Le moment compte parce que le développement fœtal n’est pas un événement unique. C’est une séquence. Le premier trimestre comprend la formation des organes et correspond aussi à la période où l’usage du cannabis semble le plus fréquent. SAMHSA a rapporté en 2020 que l’usage de marijuana au cours du mois précédent parmi les femmes enceintes âgées de 15 à 44 ans était de 5,7 % au premier trimestre, contre 3,3 % au deuxième et 1,8 % au troisième. Ce schéma peut refléter la reconnaissance de la grossesse et un arrêt ultérieur, mais il signifie aussi que toute étude traitant toute exposition prénatale comme interchangeable passe à côté d’un fait biologique et comportemental essentiel.

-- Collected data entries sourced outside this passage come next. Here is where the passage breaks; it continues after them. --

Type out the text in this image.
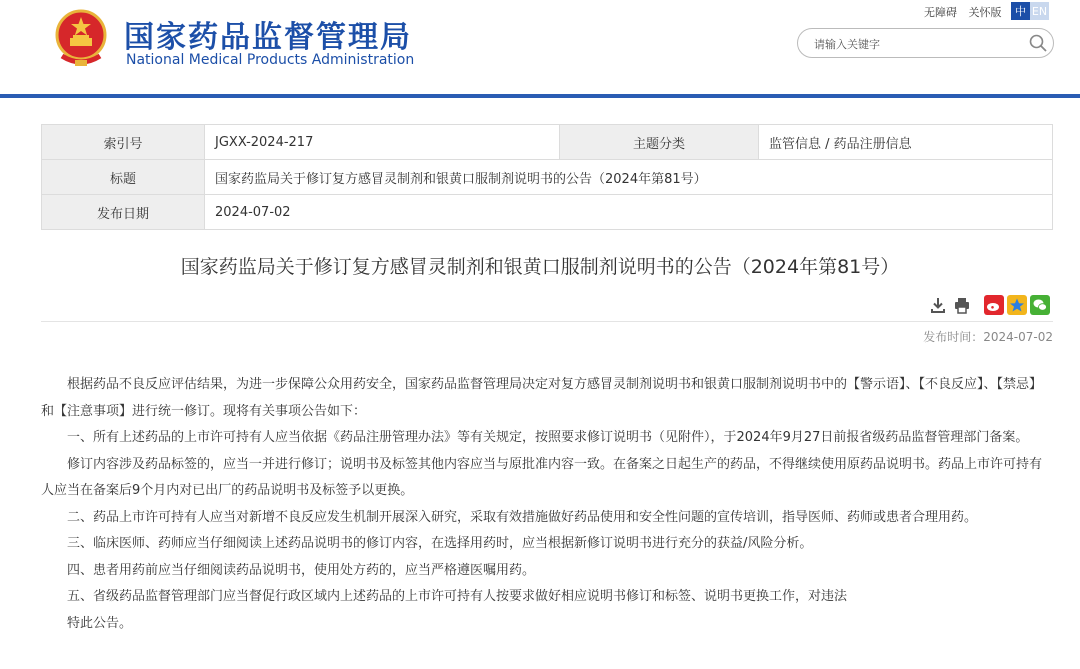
国家药品监督管理局
National Medical Products Administration
无障碍 关怀版	中 EN
请输入关键字
索引号	JGXX-2024-217	主题分类	监管信息 / 药品注册信息
标题	国家药监局关于修订复方感冒灵制剂和银黄口服制剂说明书的公告（2024年第81号）		
发布日期	2024-07-02		
国家药监局关于修订复方感冒灵制剂和银黄口服制剂说明书的公告（2024年第81号）
发布时间：2024-07-02

根据药品不良反应评估结果，为进一步保障公众用药安全，国家药品监督管理局决定对复方感冒灵制剂说明书和银黄口服制剂说明书中的【警示语】、【不良反应】、【禁忌】和【注意事项】进行统一修订。现将有关事项公告如下：

一、所有上述药品的上市许可持有人应当依据《药品注册管理办法》等有关规定，按照要求修订说明书（见附件），于2024年9月27日前报省级药品监督管理部门备案。

修订内容涉及药品标签的，应当一并进行修订；说明书及标签其他内容应当与原批准内容一致。在备案之日起生产的药品，不得继续使用原药品说明书。药品上市许可持有人应当在备案后9个月内对已出厂的药品说明书及标签予以更换。

二、药品上市许可持有人应当对新增不良反应发生机制开展深入研究，采取有效措施做好药品使用和安全性问题的宣传培训，指导医师、药师或患者合理用药。

三、临床医师、药师应当仔细阅读上述药品说明书的修订内容，在选择用药时，应当根据新修订说明书进行充分的获益/风险分析。

四、患者用药前应当仔细阅读药品说明书，使用处方药的，应当严格遵医嘱用药。

五、省级药品监督管理部门应当督促行政区域内上述药品的上市许可持有人按要求做好相应说明书修订和标签、说明书更换工作，对违法

特此公告。
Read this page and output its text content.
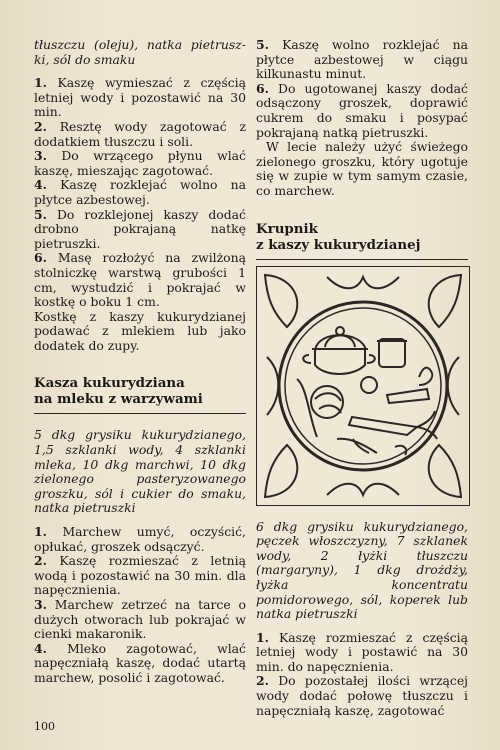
tłuszczu (oleju), natka pietrusz-ki, sól do smaku

1. Kaszę wymieszać z częścią letniej wody i pozostawić na 30 min.

2. Resztę wody zagotować z dodatkiem tłuszczu i soli.

3. Do wrzącego płynu wlać kaszę, mieszając zagotować.

4. Kaszę rozklejać wolno na płytce azbestowej.

5. Do rozklejonej kaszy dodać drobno pokrajaną natkę pietruszki.

6. Masę rozłożyć na zwilżoną stolniczkę warstwą grubości 1 cm, wystudzić i pokrajać w kostkę o boku 1 cm.

Kostkę z kaszy kukurydzianej podawać z mlekiem lub jako dodatek do zupy.

Kasza kukurydziana
na mleku z warzywami

5 dkg grysiku kukurydzianego, 1,5 szklanki wody, 4 szklanki mleka, 10 dkg marchwi, 10 dkg zielonego pasteryzowanego groszku, sól i cukier do smaku, natka pietruszki

1. Marchew umyć, oczyścić, opłukać, groszek odsączyć.

2. Kaszę rozmieszać z letnią wodą i pozostawić na 30 min. dla napęcznienia.

3. Marchew zetrzeć na tarce o dużych otworach lub pokrajać w cienki makaronik.

4. Mleko zagotować, wlać napęczniałą kaszę, dodać utartą marchew, posolić i zagotować.

5. Kaszę wolno rozklejać na płytce azbestowej w ciągu kilkunastu minut.

6. Do ugotowanej kaszy dodać odsączony groszek, doprawić cukrem do smaku i posypać pokrajaną natką pietruszki.

W lecie należy użyć świeżego zielonego groszku, który ugotuje się w zupie w tym samym czasie, co marchew.

Krupnik
z kaszy kukurydzianej

6 dkg grysiku kukurydzianego, pęczek włoszczyzny, 7 szklanek wody, 2 łyżki tłuszczu (margaryny), 1 dkg drożdży, łyżka koncentratu pomidorowego, sól, koperek lub natka pietruszki

1. Kaszę rozmieszać z częścią letniej wody i postawić na 30 min. do napęcznienia.

2. Do pozostałej ilości wrzącej wody dodać połowę tłuszczu i napęczniałą kaszę, zagotować

100
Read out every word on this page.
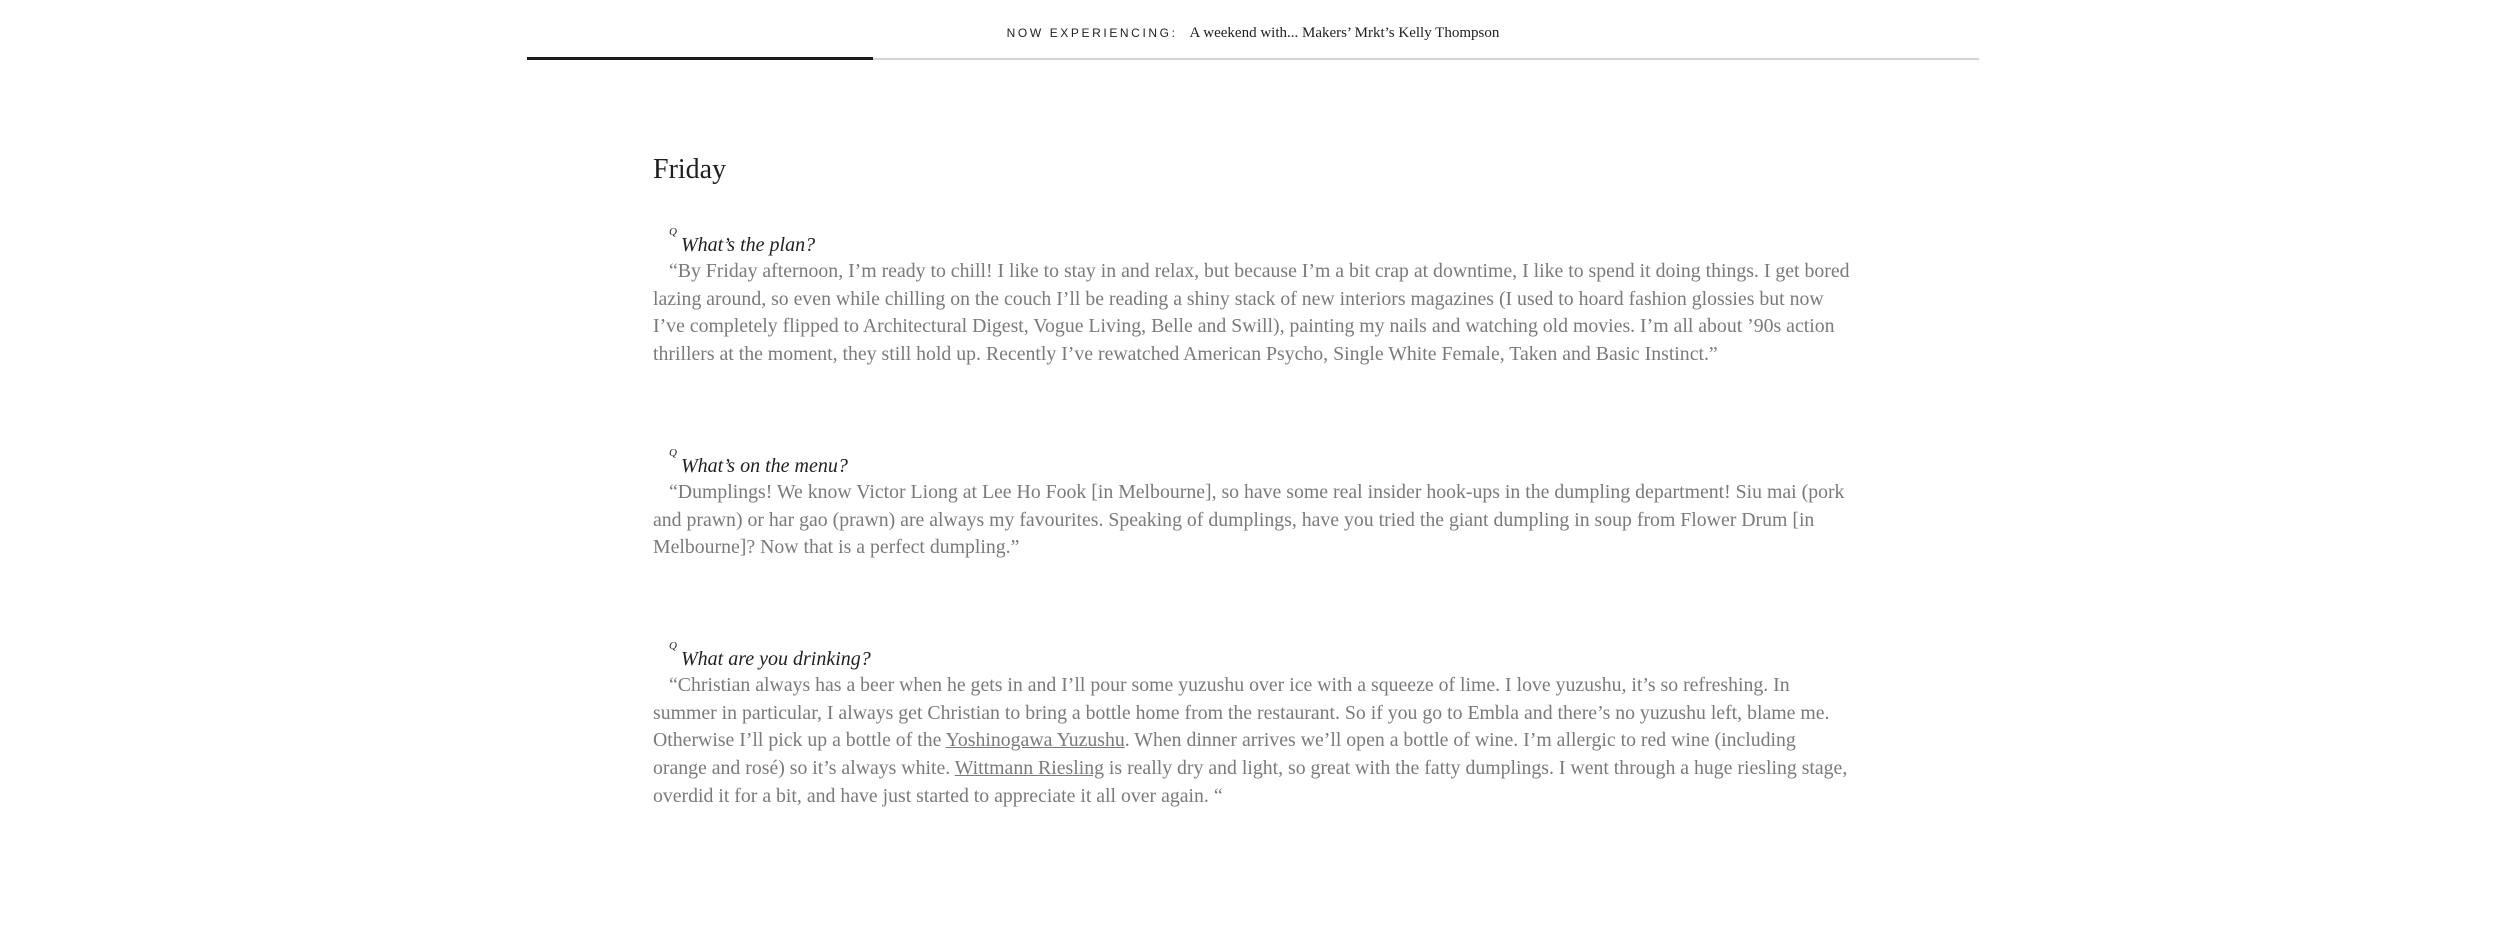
NOW EXPERIENCING: A weekend with... Makers’ Mrkt’s Kelly Thompson
Friday
Q

What’s the plan?

“By Friday afternoon, I’m ready to chill! I like to stay in and relax, but because I’m a bit crap at downtime, I like to spend it doing things. I get bored lazing around, so even while chilling on the couch I’ll be reading a shiny stack of new interiors magazines (I used to hoard fashion glossies but now I’ve completely flipped to Architectural Digest, Vogue Living, Belle and Swill), painting my nails and watching old movies. I’m all about ’90s action thrillers at the moment, they still hold up. Recently I’ve rewatched American Psycho, Single White Female, Taken and Basic Instinct.”

Q

What’s on the menu?

“Dumplings! We know Victor Liong at Lee Ho Fook [in Melbourne], so have some real insider hook-ups in the dumpling department! Siu mai (pork and prawn) or har gao (prawn) are always my favourites. Speaking of dumplings, have you tried the giant dumpling in soup from Flower Drum [in Melbourne]? Now that is a perfect dumpling.”

Q

What are you drinking?

“Christian always has a beer when he gets in and I’ll pour some yuzushu over ice with a squeeze of lime. I love yuzushu, it’s so refreshing. In summer in particular, I always get Christian to bring a bottle home from the restaurant. So if you go to Embla and there’s no yuzushu left, blame me. Otherwise I’ll pick up a bottle of the Yoshinogawa Yuzushu. When dinner arrives we’ll open a bottle of wine. I’m allergic to red wine (including orange and rosé) so it’s always white. Wittmann Riesling is really dry and light, so great with the fatty dumplings. I went through a huge riesling stage, overdid it for a bit, and have just started to appreciate it all over again. “
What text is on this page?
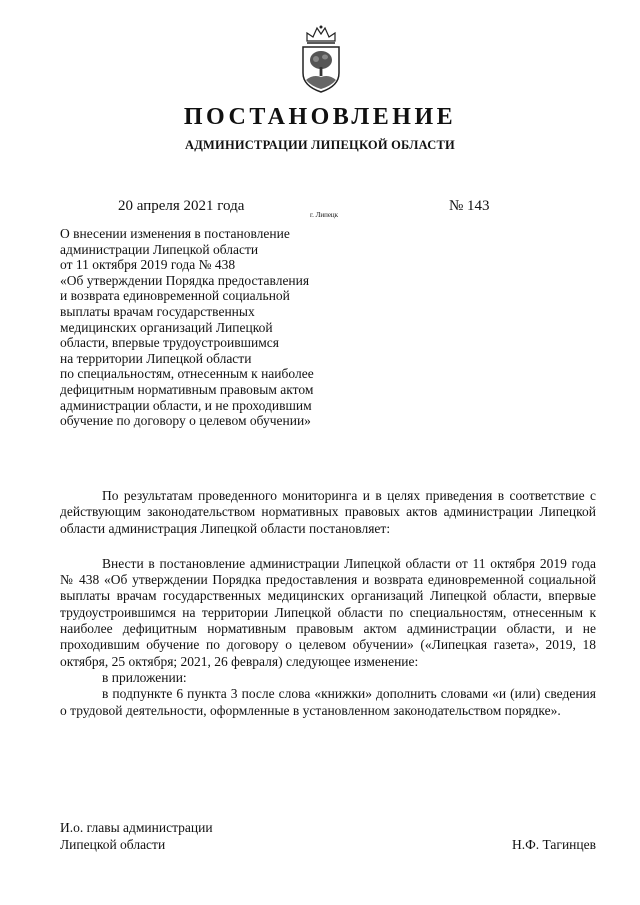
ПОСТАНОВЛЕНИЕ
АДМИНИСТРАЦИИ ЛИПЕЦКОЙ ОБЛАСТИ
20 апреля 2021 года
г. Липецк
№ 143
О внесении изменения в постановление
администрации Липецкой области
от 11 октября 2019 года № 438
«Об утверждении Порядка предоставления
и возврата единовременной социальной
выплаты врачам государственных
медицинских организаций Липецкой
области, впервые трудоустроившимся
на территории Липецкой области
по специальностям, отнесенным к наиболее
дефицитным нормативным правовым актом
администрации области, и не проходившим
обучение по договору о целевом обучении»

По результатам проведенного мониторинга и в целях приведения в соответствие с действующим законодательством нормативных правовых актов администрации Липецкой области администрация Липецкой области постановляет:

Внести в постановление администрации Липецкой области от 11 октября 2019 года № 438 «Об утверждении Порядка предоставления и возврата единовременной социальной выплаты врачам государственных медицинских организаций Липецкой области, впервые трудоустроившимся на территории Липецкой области по специальностям, отнесенным к наиболее дефицитным нормативным правовым актом администрации области, и не проходившим обучение по договору о целевом обучении» («Липецкая газета», 2019, 18 октября, 25 октября; 2021, 26 февраля) следующее изменение:

в приложении:

в подпункте 6 пункта 3 после слова «книжки» дополнить словами «и (или) сведения о трудовой деятельности, оформленные в установленном законодательством порядке».

И.о. главы администрации
Липецкой области	Н.Ф. Тагинцев
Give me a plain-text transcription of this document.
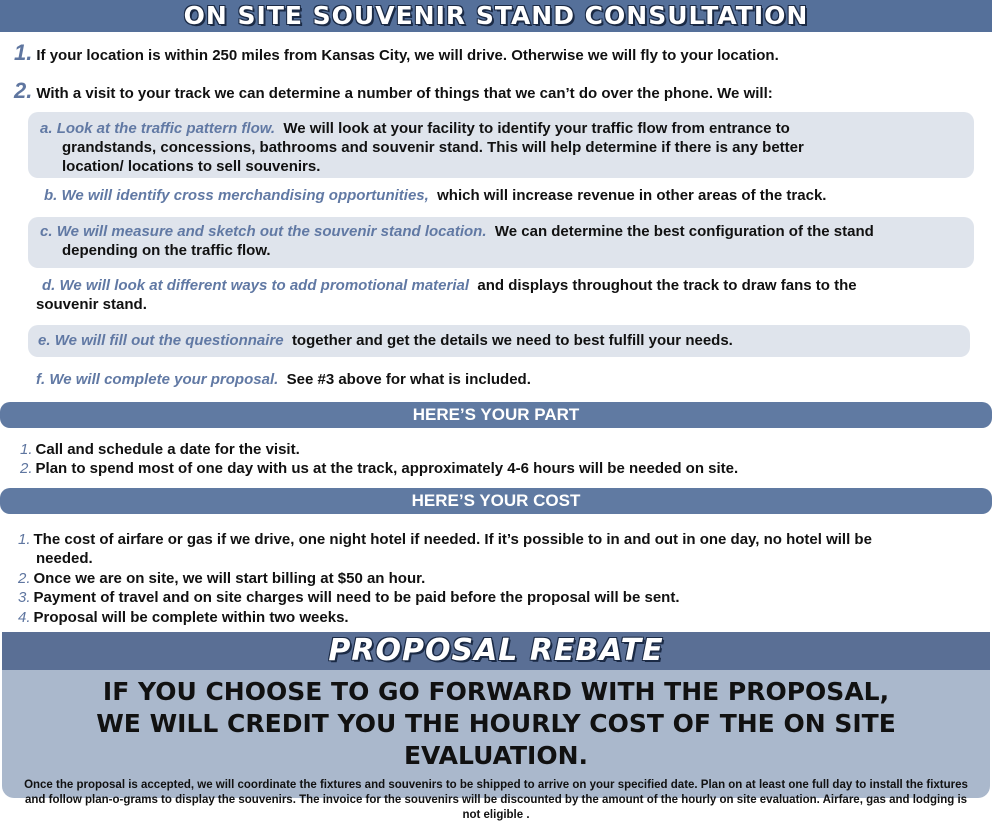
ON SITE SOUVENIR STAND CONSULTATION
1. If your location is within 250 miles from Kansas City, we will drive. Otherwise we will fly to your location.
2. With a visit to your track we can determine a number of things that we can’t do over the phone. We will:
a. Look at the traffic pattern flow. We will look at your facility to identify your traffic flow from entrance to
grandstands, concessions, bathrooms and souvenir stand. This will help determine if there is any better
location/ locations to sell souvenirs.
b. We will identify cross merchandising opportunities, which will increase revenue in other areas of the track.
c. We will measure and sketch out the souvenir stand location. We can determine the best configuration of the stand
depending on the traffic flow.
d. We will look at different ways to add promotional material and displays throughout the track to draw fans to the
souvenir stand.
e. We will fill out the questionnaire together and get the details we need to best fulfill your needs.
f. We will complete your proposal. See #3 above for what is included.
HERE’S YOUR PART
1. Call and schedule a date for the visit.
2. Plan to spend most of one day with us at the track, approximately 4-6 hours will be needed on site.
HERE’S YOUR COST
1. The cost of airfare or gas if we drive, one night hotel if needed. If it’s possible to in and out in one day, no hotel will be
needed.
2. Once we are on site, we will start billing at $50 an hour.
3. Payment of travel and on site charges will need to be paid before the proposal will be sent.
4. Proposal will be complete within two weeks.
PROPOSAL REBATE
IF YOU CHOOSE TO GO FORWARD WITH THE PROPOSAL,
WE WILL CREDIT YOU THE HOURLY COST OF THE ON SITE EVALUATION.
Once the proposal is accepted, we will coordinate the fixtures and souvenirs to be shipped to arrive on your specified date. Plan on at least one full day to install the fixtures and follow plan-o-grams to display the souvenirs. The invoice for the souvenirs will be discounted by the amount of the hourly on site evaluation. Airfare, gas and lodging is not eligible .
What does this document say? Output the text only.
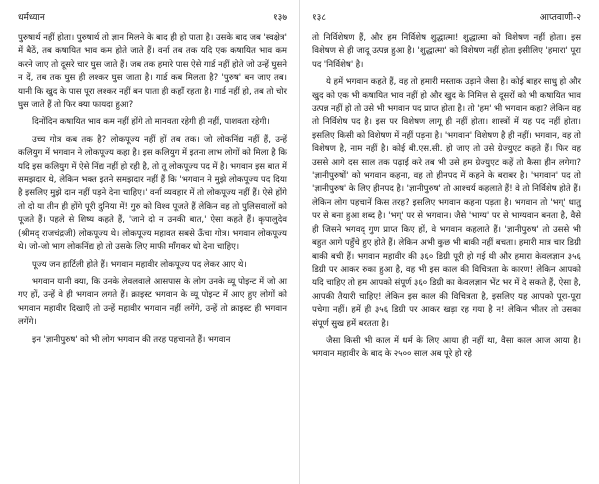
धर्मध्यान	१३७

पुरुषार्थ नहीं होता। पुरुषार्थ तो ज्ञान मिलने के बाद ही हो पाता है। उसके बाद जब 'स्वक्षेत्र' में बैठें, तब कषायित भाव कम होते जाते हैं। वर्ना तब तक यदि एक कषायित भाव कम करने जाए तो दूसरे चार घुस जाते हैं। जब तक हमारे पास ऐसे गार्ड नहीं होते जो उन्हें घुसने न दें, तब तक घुस ही लश्कर घुस जाता है। गार्ड कब मिलता है? 'पुरुष' बन जाए तब। यानी कि खुद के पास पूरा लश्कर नहीं बन पाता ही कहाँ रहता है। गार्ड नहीं हो, तब तो चोर घुस जाते हैं तो फिर क्या फायदा हुआ?

दिनोंदिन कषायित भाव कम नहीं होंगे तो मानवता रहेगी ही नहीं, पाशवता रहेगी।

उच्च गोत्र कब तक है? लोकपूज्य नहीं हों तब तक। जो लोकनिंद्य नहीं हैं, उन्हें कलियुग में भगवान ने लोकपूज्य कहा है। इस कलियुग में इतना लाभ लोगों को मिला है कि यदि इस कलियुग में ऐसे निंद्य नहीं हो रही है, तो तू लोकपूज्य पद में है। भगवान इस बात में समझदार थे, लेकिन भक्त इतने समझदार नहीं हैं कि 'भगवान ने मुझे लोकपूज्य पद दिया है इसलिए मुझे दान नहीं पड़ने देना चाहिए।' वर्ना व्यवहार में तो लोकपूज्य नहीं हैं। ऐसे होंगे तो दो या तीन ही होंगे पूरी दुनिया में! गुरु को विश्व पूजते हैं लेकिन वह तो पुलिसवालों को पूजते हैं। पहले से शिष्य कहते हैं, 'जाने दो न उनकी बात,' ऐसा कहते हैं। कृपालुदेव (श्रीमद् राजचंद्रजी) लोकपूज्य थे। लोकपूज्य महावत सबसे ऊँचा गोत्र। भगवान लोकपूज्य थे। जो-जो भाग लोकनिंद्य हो तो उसके लिए माफी माँगकर धो देना चाहिए।

पूज्य जन हार्टिली होते हैं। भगवान महावीर लोकपूज्य पद लेकर आए थे।

भगवान यानी क्या, कि उनके लेवलवाले आसपास के लोग उनके व्यू पोइन्ट में जो आ गए हों, उन्हें वे ही भगवान लगते हैं। क्राइस्ट भगवान के व्यू पोइन्ट में आए हुए लोगों को भगवान महावीर दिखाएँ तो उन्हें महावीर भगवान नहीं लगेंगे, उन्हें तो क्राइस्ट ही भगवान लगेंगे।

इन 'ज्ञानीपुरुष' को भी लोग भगवान की तरह पहचानते हैं। भगवान

१३८	आप्तवाणी-२

तो निर्विशेषण हैं, और हम निर्विशेष शुद्धात्मा! शुद्धात्मा को विशेषण नहीं होता। इस विशेषण से ही जादू उत्पन्न हुआ है। 'शुद्धात्मा' को विशेषण नहीं होता इसीलिए 'हमारा' पूरा पद 'निर्विशेष' है।

ये हमें भगवान कहते हैं, वह तो हमारी मस्ताक उड़ाने जैसा है। कोई बाहर साधु हो और खुद को एक भी कषायित भाव नहीं हो और खुद के निमित्त से दूसरों को भी कषायित भाव उत्पन्न नहीं हो तो उसे भी भगवान पद प्राप्त होता है। तो 'हम' भी भगवान कहा? लेकिन वह तो निर्विशेष पद है। इस पर विशेषण लागू ही नहीं होता। शास्त्रों में यह पद नहीं होता। इसलिए किसी को विशेषण में नहीं पड़ना है। 'भगवान' विशेषण है ही नहीं। भगवान, वह तो विशेषण है, नाम नहीं है। कोई बी.एस.सी. हो जाए तो उसे ग्रेज्युएट कहते हैं। फिर वह उससे आगे दस साल तक पढ़ाई करे तब भी उसे हम ग्रेज्युएट कहें तो कैसा हीन लगेगा? 'ज्ञानीपुरुषों' को भगवान कहना, वह तो हीनपद में कहने के बराबर है। 'भगवान' पद तो 'ज्ञानीपुरुष' के लिए हीनपद है। 'ज्ञानीपुरुष' तो आश्चर्य कहलाते हैं! वे तो निर्विशेष होते हैं। लेकिन लोग पहचानें किस तरह? इसलिए भगवान कहना पड़ता है। भगवान तो 'भग्' धातु पर से बना हुआ शब्द है। 'भग्' पर से भगवान। जैसे 'भाग्य' पर से भाग्यवान बनता है, वैसे ही जिसने भगवद् गुण प्राप्त किए हों, वे भगवान कहलाते हैं। 'ज्ञानीपुरुष' तो उससे भी बहुत आगे पहुँचे हुए होते हैं। लेकिन अभी कुछ भी बाकी नहीं बचता। हमारी मात्र चार डिग्री बाकी बची हैं। भगवान महावीर की ३६० डिग्री पूरी हो गई थी और हमारा केवलज्ञान ३५६ डिग्री पर आकर रुका हुआ है, वह भी इस काल की विचित्रता के कारण! लेकिन आपको यदि चाहिए तो हम आपको संपूर्ण ३६० डिग्री का केवलज्ञान भेंट भर में दे सकते हैं, ऐसा है, आपकी तैयारी चाहिए! लेकिन इस काल की विचित्रता है, इसलिए यह आपको पूरा-पूरा पचेगा नहीं। हमें ही ३५६ डिग्री पर आकर खड़ा रह गया है न! लेकिन भीतर तो उसका संपूर्ण सुख हमें बरतता है।

जैसा किसी भी काल में धर्म के लिए आया ही नहीं था, वैसा काल आज आया है। भगवान महावीर के बाद के २५०० साल अब पूरे हो रहे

Ce que de meilleures études sur la grossesse devraient mesurer
- Exposition spécifique au trimestre plutôt qu’une case à cocher oui/non
- Dose de THC en milligrammes lorsque possible
- Fréquence séparée de l’intensité
- Usage occasionnel distingué d’un usage quotidien persistant
- Type de produit et voie d’administration
- Auto-déclaration combinée à des mesures biologiques dans des contextes de recherche non punitifs
Le programme de recherche ici devrait être explicite. Les études doivent disposer de mesures d’exposition spécifiques à chaque trimestre, et non d’une simple case oui/non. Elles devraient quantifier l’exposition au THC en milligrammes lorsque c’est possible, distinguer la fréquence de l’intensité, et séparer l’usage occasionnel de l’usage quotidien persistant. Mieux encore, elles devraient combiner auto-déclaration et mesures biologiques telles que les tests sanguins, urinaires ou sur le méconium, tout en traitant ces données d’une manière qui ne déclenche pas de punition et n’éloigne pas les personnes des soins. Une grande cohorte prospective incluant tôt les patientes, enregistrant le type de produit et la voie d’administration, et suivant les enfants dans le temps serait plus utile qu’une nouvelle revue rétrospective de dossiers avec des étiquettes d’exposition vagues.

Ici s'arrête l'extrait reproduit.